Радищев часто перечитывал «Наказ».
Государыня писала о бесполезности сурового наказания. Где ж это место? А, вот оно.
«Испытайте со вниманием вину всех послаблений, увидите, что она происходит от ненаказания преступлений, а не от умеренности наказаний. Последуем природе, давшей человеку стыд вместо, бича…»
И в другом месте — о казни:
«Опыты свидетельствуют, что частое употребление казней никогда людей не сделало лучшими…»
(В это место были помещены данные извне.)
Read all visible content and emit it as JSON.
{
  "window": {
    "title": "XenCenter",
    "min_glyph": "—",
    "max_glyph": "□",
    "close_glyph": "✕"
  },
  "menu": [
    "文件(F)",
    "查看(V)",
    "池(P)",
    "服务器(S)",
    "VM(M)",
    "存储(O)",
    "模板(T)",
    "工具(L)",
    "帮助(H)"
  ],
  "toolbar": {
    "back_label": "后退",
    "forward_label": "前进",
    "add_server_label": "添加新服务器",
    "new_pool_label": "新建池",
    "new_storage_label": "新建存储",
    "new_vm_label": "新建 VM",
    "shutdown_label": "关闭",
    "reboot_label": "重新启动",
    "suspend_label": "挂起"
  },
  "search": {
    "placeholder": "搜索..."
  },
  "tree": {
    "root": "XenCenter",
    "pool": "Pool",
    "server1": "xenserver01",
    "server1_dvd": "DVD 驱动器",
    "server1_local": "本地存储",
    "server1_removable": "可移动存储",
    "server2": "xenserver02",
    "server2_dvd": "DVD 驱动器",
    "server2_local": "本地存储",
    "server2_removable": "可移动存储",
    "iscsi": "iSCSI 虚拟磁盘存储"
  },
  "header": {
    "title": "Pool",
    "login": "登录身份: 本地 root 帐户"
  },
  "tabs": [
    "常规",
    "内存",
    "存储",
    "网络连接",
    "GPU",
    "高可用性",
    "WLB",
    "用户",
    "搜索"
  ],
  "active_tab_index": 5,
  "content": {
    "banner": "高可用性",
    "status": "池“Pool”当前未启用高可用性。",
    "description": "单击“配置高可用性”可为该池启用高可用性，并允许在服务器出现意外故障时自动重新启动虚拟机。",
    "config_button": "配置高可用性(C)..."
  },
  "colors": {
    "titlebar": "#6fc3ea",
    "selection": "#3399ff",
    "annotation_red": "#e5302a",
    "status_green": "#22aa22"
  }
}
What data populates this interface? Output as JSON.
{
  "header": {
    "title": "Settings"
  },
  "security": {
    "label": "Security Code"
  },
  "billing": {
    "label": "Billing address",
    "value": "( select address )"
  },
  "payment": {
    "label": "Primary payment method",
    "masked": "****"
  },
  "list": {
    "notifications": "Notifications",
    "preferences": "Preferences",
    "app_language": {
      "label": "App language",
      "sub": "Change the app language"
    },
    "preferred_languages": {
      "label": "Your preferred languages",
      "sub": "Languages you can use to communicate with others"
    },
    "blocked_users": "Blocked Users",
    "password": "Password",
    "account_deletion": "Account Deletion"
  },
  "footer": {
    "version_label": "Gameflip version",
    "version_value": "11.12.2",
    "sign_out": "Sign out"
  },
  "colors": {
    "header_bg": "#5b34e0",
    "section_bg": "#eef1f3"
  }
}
Радищев взглянул на часы и подумал:
«Сегодняшняя экзекуция уже кончилась, наказанные, наверное, в лазарете… Может быть, кто–то уже отдал богу душу…»
Потом следующая мысль, как тупая, непроходящая и без надежды на то, что пройдет, головная боль:
«И завтра — то же… Те же сентенции, та же неизбежная участь подтверждать их законность…»
Он упал головою на руки, на раскрытый фолиант «Наказа».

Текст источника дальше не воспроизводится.